Who falls under the exception in Texas' abortion ban? A lawsuit seeks clarity.
A group of five women and two doctors has sued the State of Texas over its abortion bans, and are asking a judge to clarify when abortions can be provided under the state’s “medical emergency” exception under current law.
Each of the five plaintiffs were denied abortions despite being diagnosed with conditions during their pregnancies that put their lives at risk.
“An abortion would have prevented the unnecessary harm and suffering that I had,” Amanda Zurawski, one of the plaintiffs, told reporters outside the Texas Capitol on Tuesday. “I needed an abortion to protect my life and to protect the lives of my future babies that I dream and hope I can still have.”
Zurawski was in her second trimester, about six months pregnant, when she started getting unexpected symptoms.
After a visit to her obstetrician, she was diagnosed with preterm prelabor rupture of membranes, or PPROM. That condition meant that her fetus would not survive.
“I asked what can be done to ensure the respectful passing of our baby and what could protect me from a deadly infection now that my body was unprotected,” Zurawski told reporters. “My health care team was anguished as they explained there was nothing they could do because of Texas’ anti-abortion laws.”
That was, in part, because doctors could still detect fetal cardiac activity.
But a few days later, Zurawski developed sepsis.
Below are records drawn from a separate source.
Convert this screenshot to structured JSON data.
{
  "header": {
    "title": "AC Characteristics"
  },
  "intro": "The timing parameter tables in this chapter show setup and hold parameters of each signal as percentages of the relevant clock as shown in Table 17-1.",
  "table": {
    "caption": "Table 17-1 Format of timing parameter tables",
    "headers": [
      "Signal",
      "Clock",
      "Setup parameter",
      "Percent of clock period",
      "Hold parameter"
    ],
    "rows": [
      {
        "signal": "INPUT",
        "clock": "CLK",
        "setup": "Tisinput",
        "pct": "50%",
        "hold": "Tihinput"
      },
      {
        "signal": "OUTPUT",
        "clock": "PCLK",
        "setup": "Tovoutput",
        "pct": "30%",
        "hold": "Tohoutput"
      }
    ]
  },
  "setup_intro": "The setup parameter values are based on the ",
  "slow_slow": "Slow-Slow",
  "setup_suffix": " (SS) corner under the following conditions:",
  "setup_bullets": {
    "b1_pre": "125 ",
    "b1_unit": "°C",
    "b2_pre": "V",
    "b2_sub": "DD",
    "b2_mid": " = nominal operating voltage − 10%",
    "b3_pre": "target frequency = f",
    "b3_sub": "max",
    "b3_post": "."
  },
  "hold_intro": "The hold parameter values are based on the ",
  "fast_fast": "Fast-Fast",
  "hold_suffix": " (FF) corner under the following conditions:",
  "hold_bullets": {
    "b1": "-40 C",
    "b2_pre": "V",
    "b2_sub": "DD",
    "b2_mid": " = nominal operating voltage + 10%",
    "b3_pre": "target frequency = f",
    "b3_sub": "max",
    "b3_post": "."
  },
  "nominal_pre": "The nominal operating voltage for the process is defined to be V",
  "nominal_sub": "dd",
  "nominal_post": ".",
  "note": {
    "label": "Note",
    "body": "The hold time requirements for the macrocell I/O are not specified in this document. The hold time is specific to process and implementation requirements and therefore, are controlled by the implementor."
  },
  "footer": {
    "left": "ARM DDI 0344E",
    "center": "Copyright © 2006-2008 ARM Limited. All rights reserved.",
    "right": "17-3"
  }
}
She was ultimately able to get an abortion, but it was too late — she said the sepsis damaged one of her fallopian tubes. She now worries about her future chances of becoming pregnant.
The plaintiffs in the lawsuit claim Texas’ current abortion bans include conflicting language that have made it difficult for doctors to provide abortion care under the state’s “medical emergency” exceptions.
They are asking a district court in Travis County to clarify that the abortion bans “permits physicians to provide a pregnant person with abortion care when the physician determines, in their good faith judgment and in consultation with the pregnant person, that the pregnant person has a physical emergent medical condition that poses a risk of death or a risk to their health.”
Under current state law, a “medical emergency" means “a life-threatening physical condition aggravated by, caused by, or arising from a pregnancy that, as certified by a physician, places the woman in danger of death or a serious risk of substantial impairment of a major bodily function unless an abortion is performed.”
In a statement to The Texas Newsroom, Jarod Griffin, the spokesperson for Attorney General Ken Paxton, said the Republican “is committed to doing everything in his power to protect mothers, families, and unborn children, and he will continue to defend and enforce the laws duly enacted by the Texas Legislature.”
Griffin also pointed to guidance issued by Paxton after last year’s U.S. Supreme Court decision reversing abortion rights.
The guidance says that a physician who performs an abortion faces “penalties of no less than $100,000 for each violation, and may lose his or her professional license.”
Physicians could also face criminal charges.
Molly Duane, an attorney with the Center for Reproductive Rights who represents the five plaintiffs, told The Texas Newsroom that current law has left doctors fearful, and have made them interpret the law to mean that a patient needs to be near death in order to qualify for an abortion.
“The situations that our plaintiffs have talked about today are clearly the type of emergent medical condition that was contemplated by the statute,” Duane said. “But the fact of the matter is that because of the political risk that politicians in Texas have created for physicians, they need more clarity that that is the case before they can move ahead with care.”